- Born: 7 December 1978 (age 47) Sydney, Australia
- Occupation: Television presenter;
- Children: 1
- Website: www.georginaburnett.com

= Georgina Burnett =

British television presenter

Georgina Burnett (born 7 December 1978) is an Australian-born British television presenter.

==Early life==
Burnett was born on 7 December 1978 in Sydney, Australia. When she was three years old, her family moved to the United Kingdom, settling in Dorset. She is of European and Polynesian descent and has three brothers.

==Career==
Burnett is a DIY and interior design enthusiast and has been investing in and developing properties since 2009. One of her properties was featured in Metro and 25 Beautiful Homes. She shares her knowledge and ideas through her blog and online channel The Home Genie.
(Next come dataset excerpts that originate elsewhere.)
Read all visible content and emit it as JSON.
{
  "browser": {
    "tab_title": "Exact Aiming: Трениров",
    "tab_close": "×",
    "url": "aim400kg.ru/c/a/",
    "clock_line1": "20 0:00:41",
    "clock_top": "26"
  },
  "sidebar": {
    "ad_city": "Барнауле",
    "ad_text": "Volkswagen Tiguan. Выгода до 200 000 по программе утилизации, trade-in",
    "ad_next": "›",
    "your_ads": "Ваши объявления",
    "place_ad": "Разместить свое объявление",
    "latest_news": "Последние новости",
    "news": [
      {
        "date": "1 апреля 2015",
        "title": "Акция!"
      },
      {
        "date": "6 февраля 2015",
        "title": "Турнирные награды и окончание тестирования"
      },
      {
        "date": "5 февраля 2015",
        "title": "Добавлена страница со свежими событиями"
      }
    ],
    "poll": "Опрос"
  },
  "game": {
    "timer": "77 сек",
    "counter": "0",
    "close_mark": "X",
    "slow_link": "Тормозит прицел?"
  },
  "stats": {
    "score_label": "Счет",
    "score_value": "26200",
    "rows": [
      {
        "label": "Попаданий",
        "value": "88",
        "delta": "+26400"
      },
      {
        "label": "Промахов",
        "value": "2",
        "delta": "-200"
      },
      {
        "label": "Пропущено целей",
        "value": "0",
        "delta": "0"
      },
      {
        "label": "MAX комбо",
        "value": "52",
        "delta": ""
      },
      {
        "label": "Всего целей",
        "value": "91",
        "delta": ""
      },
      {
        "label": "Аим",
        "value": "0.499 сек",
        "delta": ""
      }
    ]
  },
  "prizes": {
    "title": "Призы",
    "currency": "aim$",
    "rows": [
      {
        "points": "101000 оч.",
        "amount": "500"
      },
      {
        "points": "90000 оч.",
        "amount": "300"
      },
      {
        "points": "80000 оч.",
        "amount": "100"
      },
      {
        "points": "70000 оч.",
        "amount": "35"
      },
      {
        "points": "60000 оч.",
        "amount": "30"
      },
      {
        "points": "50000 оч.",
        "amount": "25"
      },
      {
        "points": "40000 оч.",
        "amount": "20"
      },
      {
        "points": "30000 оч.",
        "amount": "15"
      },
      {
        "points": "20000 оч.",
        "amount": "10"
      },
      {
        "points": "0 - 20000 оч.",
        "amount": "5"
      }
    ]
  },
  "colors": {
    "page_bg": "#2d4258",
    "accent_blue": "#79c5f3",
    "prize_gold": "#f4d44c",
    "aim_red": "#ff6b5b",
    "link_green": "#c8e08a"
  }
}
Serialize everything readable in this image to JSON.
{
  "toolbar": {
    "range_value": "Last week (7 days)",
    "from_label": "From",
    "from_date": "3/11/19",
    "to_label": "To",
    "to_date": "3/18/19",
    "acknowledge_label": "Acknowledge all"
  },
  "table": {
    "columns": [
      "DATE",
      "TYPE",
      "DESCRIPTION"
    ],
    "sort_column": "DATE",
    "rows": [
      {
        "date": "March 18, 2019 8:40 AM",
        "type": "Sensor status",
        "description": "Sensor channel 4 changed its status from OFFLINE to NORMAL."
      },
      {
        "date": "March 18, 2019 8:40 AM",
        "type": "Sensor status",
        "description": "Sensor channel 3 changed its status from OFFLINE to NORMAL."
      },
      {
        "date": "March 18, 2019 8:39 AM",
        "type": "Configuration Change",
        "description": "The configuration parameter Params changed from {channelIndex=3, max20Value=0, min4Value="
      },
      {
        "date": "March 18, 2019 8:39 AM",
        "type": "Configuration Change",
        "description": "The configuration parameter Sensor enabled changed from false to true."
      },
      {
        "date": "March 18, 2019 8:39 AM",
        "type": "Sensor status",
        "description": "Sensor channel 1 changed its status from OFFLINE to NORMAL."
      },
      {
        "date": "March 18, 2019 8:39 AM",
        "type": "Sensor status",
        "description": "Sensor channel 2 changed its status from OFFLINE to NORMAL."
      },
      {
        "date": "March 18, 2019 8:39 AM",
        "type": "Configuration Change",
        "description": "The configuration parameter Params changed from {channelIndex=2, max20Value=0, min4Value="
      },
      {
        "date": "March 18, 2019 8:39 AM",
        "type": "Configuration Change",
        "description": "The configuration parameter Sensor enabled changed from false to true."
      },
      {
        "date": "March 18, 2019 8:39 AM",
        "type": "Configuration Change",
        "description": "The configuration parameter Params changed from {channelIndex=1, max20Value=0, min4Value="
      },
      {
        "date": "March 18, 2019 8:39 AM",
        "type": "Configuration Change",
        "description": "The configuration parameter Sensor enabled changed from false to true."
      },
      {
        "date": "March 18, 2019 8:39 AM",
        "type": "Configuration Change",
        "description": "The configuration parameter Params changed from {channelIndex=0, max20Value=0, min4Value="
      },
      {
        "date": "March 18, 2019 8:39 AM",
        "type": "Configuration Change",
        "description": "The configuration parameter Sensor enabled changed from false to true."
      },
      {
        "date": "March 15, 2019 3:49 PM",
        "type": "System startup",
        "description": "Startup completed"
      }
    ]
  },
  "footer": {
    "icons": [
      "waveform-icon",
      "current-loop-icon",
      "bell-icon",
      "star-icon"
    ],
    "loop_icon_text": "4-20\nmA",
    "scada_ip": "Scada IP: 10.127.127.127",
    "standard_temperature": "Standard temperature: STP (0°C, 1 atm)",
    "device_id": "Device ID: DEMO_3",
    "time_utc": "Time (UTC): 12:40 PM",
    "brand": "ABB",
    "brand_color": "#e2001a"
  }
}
Burnett is a regular presenter for ITV's This Morning where she has shown how to upcycle household items and general home improvement, decluttering and styling. She is also a regular presenter for Ideal Home Show and Grand Designs Live.

Burnett's book The Street-wise Guide to Buying, Improving and Selling Your Home was published in March 2019. She has also written expert advice for The Sunday Times, The Sunday Telegraph, The Guardian, The Independent, 25 Beautiful Homes and a number of other interiors magazines.

Burnett was formerly a weather presenter and news reporter for all the UK nations and regions, most commonly BBC London News, BBC Scotland, BBC Cymru Wales, BBC Northern Ireland, BBC South East Today, BBC Look East, and BBC South Today, and also presents the weather for a number of BBC regional radio stations.